Can the Euro ever rival the Dollar?
This will require deep reforms and the window for those is closing rapidly
When the Euro was introduced in 1999, there was hope it would grow to be a counterweight to the US Dollar. That hasn’t happened. In today’s post, I discuss the two key reforms that are needed to grow the Euro into a genuine reserve currency rival the Dollar. Unfortunately, those reforms cut deep and - as the AfD grows more powerful in Germany - the window to make these changes is closing.
The International Monetary Fund (IMF) publishes a quarterly survey called COFER (Currency Composition of Official Foreign Exchange Reserves), which reports on the currency composition of official foreign exchange reserves held by central banks around the world. I wrote about these data in a post a few weeks ago, when I discussed reserve currency status of the US Dollar.
The chart shows the latest data point for this survey, which is Q4 2024. The allocation to the Euro is 20 percent, which - remarkably - is the same as when it was introduced almost three decades ago. The fact that the Euro has failed to close the gap with the US Dollar illustrates the TINA problem (There Is No Alternative), which remains the single biggest advantage the US Dollar has as the world’s reserve currency.
There are two sets of reforms that are needed to make the Euro competitive. First, unlike the United States, the Euro zone is a monetary union without a fiscal union. Fiscal union would be a game changer, but the politics of getting there are difficult and almost insurmountable. This is because government debt levels are highly unequal across Euro zone countries, with Italy at 140 percent of GDP versus Germany at 65 percent. If Italy were to pursue genuine and substantial debt reduction, this would build trust in Germany and perhaps make fiscal union possible. But - with an ascendant AfD in Germany - the window for this is closing rapidly. Second, Europe needs to start acting like a genuine geopolitical force. The fact that it isn’t reflects the way foreign policy works in the EU, which requires unanimity. This gives each of the 27 member states a de facto veto, making it next to impossible to take aggressive and forceful action on anything. The obvious change that’s needed is to shift to qualified majority voting (QMV), which would mean a “double majority” of member states and a majority of the EU population allow a proposal to pass. Needless to say, QMV is opposed by small countries, which in effect would cede power to larger countries, making it a political no-go.
The Euro can become a reserve currency to rival the Dollar, but this will require deep and difficult changes. The discussion to make these changes simply isn’t being had. Instead, periodic ECB bond market interventions and one-off joint EU debt issuance try to paper over the cracks from disparate debt levels. Markets don’t see this “papering over” as sustainable and so reserve currency status of the Euro languishes.
The Draghi report was a good playbook to get the union on a more solid footing
Common debt issuance, one stock
Market to rival the American ones
Italy has indeed that debt threshold
At the same time fiscal union is impossible if Netherlands and Ireland continue to be de facto fiscal paradise for corporations, this is distorted completion among States
Many hurdles to overcome
Excellent piece as always—concise and clear.

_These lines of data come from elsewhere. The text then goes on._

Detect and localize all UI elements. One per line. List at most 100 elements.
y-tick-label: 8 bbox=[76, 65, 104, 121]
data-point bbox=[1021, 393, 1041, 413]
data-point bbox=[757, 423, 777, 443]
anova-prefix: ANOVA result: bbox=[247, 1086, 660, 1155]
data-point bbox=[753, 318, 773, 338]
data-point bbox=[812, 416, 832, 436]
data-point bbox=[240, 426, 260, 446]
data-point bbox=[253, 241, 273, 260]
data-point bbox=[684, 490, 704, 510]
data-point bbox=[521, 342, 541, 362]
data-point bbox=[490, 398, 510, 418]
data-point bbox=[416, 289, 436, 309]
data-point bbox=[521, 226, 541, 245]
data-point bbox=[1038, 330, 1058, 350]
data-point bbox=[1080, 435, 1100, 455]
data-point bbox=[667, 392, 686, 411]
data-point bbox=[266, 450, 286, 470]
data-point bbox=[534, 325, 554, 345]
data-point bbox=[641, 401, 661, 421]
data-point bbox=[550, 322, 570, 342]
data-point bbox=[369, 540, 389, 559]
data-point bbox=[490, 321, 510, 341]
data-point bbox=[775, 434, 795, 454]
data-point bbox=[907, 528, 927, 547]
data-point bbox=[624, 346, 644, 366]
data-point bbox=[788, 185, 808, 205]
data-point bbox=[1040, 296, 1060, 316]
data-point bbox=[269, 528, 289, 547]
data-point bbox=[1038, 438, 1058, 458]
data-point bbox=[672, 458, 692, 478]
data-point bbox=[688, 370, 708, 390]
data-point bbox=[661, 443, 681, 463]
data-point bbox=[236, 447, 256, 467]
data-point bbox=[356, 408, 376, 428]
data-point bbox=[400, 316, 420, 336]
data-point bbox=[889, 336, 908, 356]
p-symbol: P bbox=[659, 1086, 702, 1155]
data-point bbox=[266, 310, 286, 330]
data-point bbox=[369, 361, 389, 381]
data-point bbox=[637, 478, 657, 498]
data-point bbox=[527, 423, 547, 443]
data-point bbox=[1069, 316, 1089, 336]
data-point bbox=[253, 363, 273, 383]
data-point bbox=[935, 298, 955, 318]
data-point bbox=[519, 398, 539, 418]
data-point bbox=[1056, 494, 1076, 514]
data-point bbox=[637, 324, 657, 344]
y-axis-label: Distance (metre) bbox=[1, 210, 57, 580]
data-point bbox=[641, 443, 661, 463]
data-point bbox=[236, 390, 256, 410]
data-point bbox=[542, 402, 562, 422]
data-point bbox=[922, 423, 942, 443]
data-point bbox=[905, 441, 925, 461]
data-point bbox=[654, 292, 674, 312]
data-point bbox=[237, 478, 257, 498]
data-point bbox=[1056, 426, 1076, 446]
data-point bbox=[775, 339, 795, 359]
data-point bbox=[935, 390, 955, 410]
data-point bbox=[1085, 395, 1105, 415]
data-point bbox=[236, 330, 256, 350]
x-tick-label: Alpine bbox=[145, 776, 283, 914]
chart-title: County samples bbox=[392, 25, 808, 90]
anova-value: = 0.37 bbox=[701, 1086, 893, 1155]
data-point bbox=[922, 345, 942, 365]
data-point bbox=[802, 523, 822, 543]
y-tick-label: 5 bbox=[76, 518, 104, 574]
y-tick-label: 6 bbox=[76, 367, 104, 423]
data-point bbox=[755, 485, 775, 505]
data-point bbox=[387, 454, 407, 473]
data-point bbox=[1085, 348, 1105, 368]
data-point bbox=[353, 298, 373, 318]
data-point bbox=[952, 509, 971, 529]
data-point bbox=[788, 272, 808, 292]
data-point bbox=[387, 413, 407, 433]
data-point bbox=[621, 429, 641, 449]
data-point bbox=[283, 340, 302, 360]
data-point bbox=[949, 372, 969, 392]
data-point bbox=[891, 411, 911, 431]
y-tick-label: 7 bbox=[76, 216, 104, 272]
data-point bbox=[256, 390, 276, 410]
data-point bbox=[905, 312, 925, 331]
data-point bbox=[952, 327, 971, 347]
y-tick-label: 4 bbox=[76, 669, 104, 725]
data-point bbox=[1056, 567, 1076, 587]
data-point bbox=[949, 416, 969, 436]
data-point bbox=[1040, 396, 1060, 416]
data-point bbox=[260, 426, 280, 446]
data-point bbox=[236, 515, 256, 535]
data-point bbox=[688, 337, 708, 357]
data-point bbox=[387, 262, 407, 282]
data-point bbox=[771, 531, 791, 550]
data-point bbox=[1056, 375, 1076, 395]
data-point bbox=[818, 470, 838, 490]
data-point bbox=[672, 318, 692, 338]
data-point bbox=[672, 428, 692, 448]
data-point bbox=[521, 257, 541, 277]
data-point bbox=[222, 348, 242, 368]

As an economist born and raised in Italy and imbued with the ideal of a united Europe, I believe the odds of the reforms you highlight are exceedingly low for two reasons:
The rise of populist politics makes the consensus required for such reforms politically arduous.
Geopolitics—specifically the realignment of U.S. interests. The trans-Atlantic alliance is moribund in its current form, and once the dust settles the new system of alliances will likely look very different. Such a shift will inevitably strain the monetary union’s structure and, in my view, could lead to fragmentation.